I remember seeing a paper that shows that GPT-2 itself has learnt a bi-gram model inside itself. Given this, it might be fair to say that what you're describing could potentially even be what the LLMs today learn under the hood. I think your description is great though, as it's an interpretable way to see how models make predictions. Maybe a future line of research!
So insightful ‼️
Outstanding work, this series is required LM viewing now, like 3b1b. Also, are you from Singapore? That's the only way I can reconcile good weather meaning high temperature and high humidity 😂
I'm 90% sure the accent is Indian.
Incredible job mfv I look forward to seeing more videos
More to come!
Oh yes Vivek Vivek omg yes
Nice video
Thanks!
I am not criticizing your whole hard work but at some point you just messed up like at 7:54 without explaining the sum of weights you were computing it `Ht` and you could say` Backpropagation Through The Time ` as query in the video .
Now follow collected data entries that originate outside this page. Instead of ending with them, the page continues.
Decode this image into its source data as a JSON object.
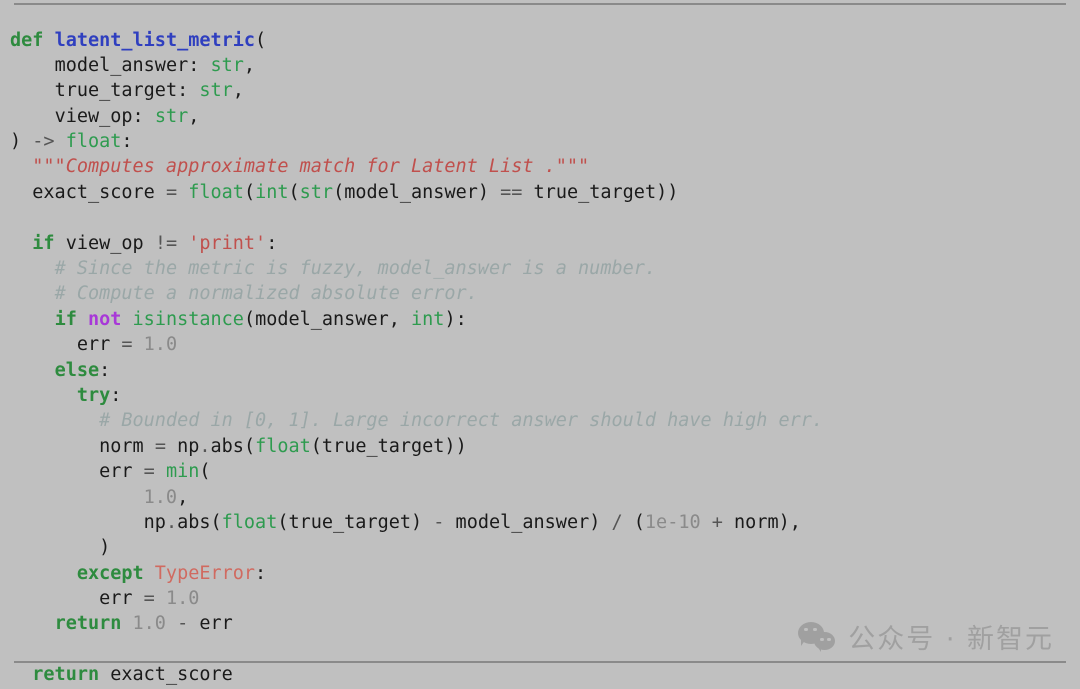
{
  "window": {
    "title": "latent_list_metric",
    "background_color": "#c0c0c0",
    "rule_color": "#8a8a8a"
  },
  "theme": {
    "keyword_color": "#2e8b3f",
    "keyword_operator_color": "#a838d8",
    "function_name_color": "#2f3fbf",
    "builtin_color": "#2e9b4f",
    "number_color": "#8a8a8a",
    "string_color": "#c0504d",
    "docstring_color": "#c0504d",
    "comment_color": "#9aa7a7",
    "exception_color": "#d06a60",
    "operator_color": "#555555",
    "plain_color": "#1a1a1a"
  },
  "code": {
    "language": "python",
    "lines": [
      "def latent_list_metric(",
      "    model_answer: str,",
      "    true_target: str,",
      "    view_op: str,",
      ") -> float:",
      "  \"\"\"Computes approximate match for Latent List .\"\"\"",
      "  exact_score = float(int(str(model_answer) == true_target))",
      "",
      "  if view_op != 'print':",
      "    # Since the metric is fuzzy, model_answer is a number.",
      "    # Compute a normalized absolute error.",
      "    if not isinstance(model_answer, int):",
      "      err = 1.0",
      "    else:",
      "      try:",
      "        # Bounded in [0, 1]. Large incorrect answer should have high err.",
      "        norm = np.abs(float(true_target))",
      "        err = min(",
      "            1.0,",
      "            np.abs(float(true_target) - model_answer) / (1e-10 + norm),",
      "        )",
      "      except TypeError:",
      "        err = 1.0",
      "    return 1.0 - err",
      "",
      "  return exact_score"
    ],
    "tokens": {
      "keywords": [
        "def",
        "if",
        "else",
        "try",
        "except",
        "return"
      ],
      "keyword_operators": [
        "not"
      ],
      "function_name": "latent_list_metric",
      "parameters": [
        "model_answer",
        "true_target",
        "view_op"
      ],
      "annotations": [
        "str",
        "str",
        "str"
      ],
      "return_type": "float",
      "builtins": [
        "float",
        "int",
        "str",
        "isinstance",
        "min",
        "float"
      ],
      "numbers": [
        "1.0",
        "1.0",
        "1.0",
        "1e-10",
        "1.0",
        "1.0"
      ],
      "strings": [
        "'print'"
      ],
      "exception": "TypeError",
      "docstring": "\"\"\"Computes approximate match for Latent List .\"\"\"",
      "comments": [
        "# Since the metric is fuzzy, model_answer is a number.",
        "# Compute a normalized absolute error.",
        "# Bounded in [0, 1]. Large incorrect answer should have high err."
      ],
      "variables": [
        "exact_score",
        "err",
        "norm",
        "np"
      ]
    }
  },
  "watermark": {
    "icon": "wechat-icon",
    "text": "公众号 · 新智元"
  }
}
. Also you could introduce "gated cells" in LSTMS . Long Short Term Memory networks most often rely on a gated cell to track information throughout many time steps.
And Activation function like 'sigmoid' could be replaced by ' ReLu' and packages like TensorFlow have also preferred it in their documentation.
But , honestly you've a created a good intermediate class for learning Recurrence .
Hey, thanks for the feedback.
I personally found little value in mentioning BPTT, as I felt like it would confuse the viewer more in case they weren't familiar with backpropagation. The algorithm itself is pretty straightforward, and I personally felt like it didn't need an entire section explaining it.
In response to LSTMs, the video wasn't meant to cover LSTMs at all. I last-minute introduced the section towards the end for curious viewers. I appreciate you talking about them though! I plan on making a short 5-7 minute video on them in the future.
maybe you can loop around to mamba and explain why it's popular again, what has changed to uncurse the model.
Sure! I wanted to make two follow ups - transformers beyond language and language beyond transformers. In the second part I’d talk about mamba and the future of language modeling
Min Rnn and Min Lstm looks promising
Music is fire
ye
RNN = Remember Nothing Now
Hahaha, RNNs did indeed have "memory loss" issues :)
Understood very little. You are not explaining enough.